One thing we should all be able to agree on is that world has changed significantly since 2012.
Unless you’re the FDA.
The FDA has conducted an incessant decade long anti-kratom campaign by the FDA has created an echo chamber of disinformation reverberating on otherwise respected websites who provide consumers with information on health issues.
The FDA initiated an Import Alert in 2012 claiming kratom was an unsafe dietary ingredient and has been disseminating the same type of information on kratom for a decade, including pushing hard for Federal banning by making kratom a Schedule I substance.
This full-throated FDA anti-kratom campaign led to 6 states enacting bans on kratom, but none have done so since 2017 when the AKA started challenging the anti-kratom messaging by the FDA.
But times are changing and much has occurred with kratom since 2012
- Seven states have enacted the Kratom Consumer Protection Act (KCPA) — Utah, Georgia, Arizona, Nevada, Oklahoma, Oregon, and Colorado. Missouri’s legislature passed the KCPA, but the Governor vetoed it based in part on inaccurate claims by the FDA that kratom is federally illegal.
- Since the withdrawal by HHS of the FDA scheduling recommendation from the DEA, more than 100 new scientific peer-reviewed articles have been published that have been added to a newly updated 8-Factor Analysis that adds a significant body of evidence challenging the FDA’s claims about the addiction liability and safety profile of kratom.
- The National Institute on Drug Abuse (NIDA) concurrently funded two independent studies on the addiction liability of kratom’s alkaloids that were published in June and July 2018, and those conclusions directly address why kratom is not scheduled today by the DEA because it does not meet the scheduling criteria in the CSA
NIDA Director Nora Volkow:
“Kratom, most notably mitragynine, has many interesting properties that could be of value potentially as a medication for pain. Also, interestingly, they could hold value as a treatment for addiction […] it is important to actually do research on this substance.”
- The US Congress has weighed in on the kratom issue by way of Report Language in each of the last 4 years, including commending NIDA for funding studies on kratom based on promising results that unadulterated kratom may provide help for some Americans struggling with addictions, given its analgesic and less addictive properties as compared to opioids.
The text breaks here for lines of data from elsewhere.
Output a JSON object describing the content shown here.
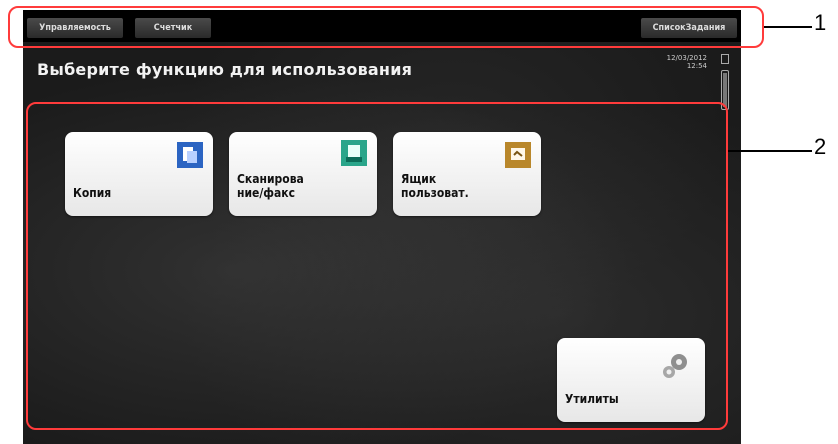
{
  "topbar": {
    "tab_management": "Управляемость",
    "tab_counter": "Счетчик",
    "tab_job_list": "СписокЗадания"
  },
  "screen": {
    "title": "Выберите функцию для использования",
    "date": "12/03/2012",
    "time": "12:54"
  },
  "tiles": {
    "copy": {
      "label": "Копия",
      "icon": "copy-icon"
    },
    "scan_fax": {
      "label": "Сканирова ние/факс",
      "icon": "scan-fax-icon"
    },
    "user_box": {
      "label": "Ящик пользоват.",
      "icon": "user-box-icon"
    },
    "utilities": {
      "label": "Утилиты",
      "icon": "gear-icon"
    }
  },
  "annotations": {
    "callout_1": "1",
    "callout_2": "2",
    "color": "#ff3b3b"
  }
}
Status of kratom at the International level
After failing twice to secure a scheduling decision for kratom under the CSA, the FDA transparently lobbied the UN Commission on Narcotic Drugs to add kratom to the 1971 Convention Treaty as a banned substance internationally that would require the United States to classify kratom as a Schedule I substance.
The Expert Committee on Drug Dependence (ECDD) reviewed all of the evidence and data provided by the FDA and others, and on December 1, 2021, the ECDD concluded that there is insufficient evidence to recommend a critical review of kratom.
FDA, please get with the times and follow the science.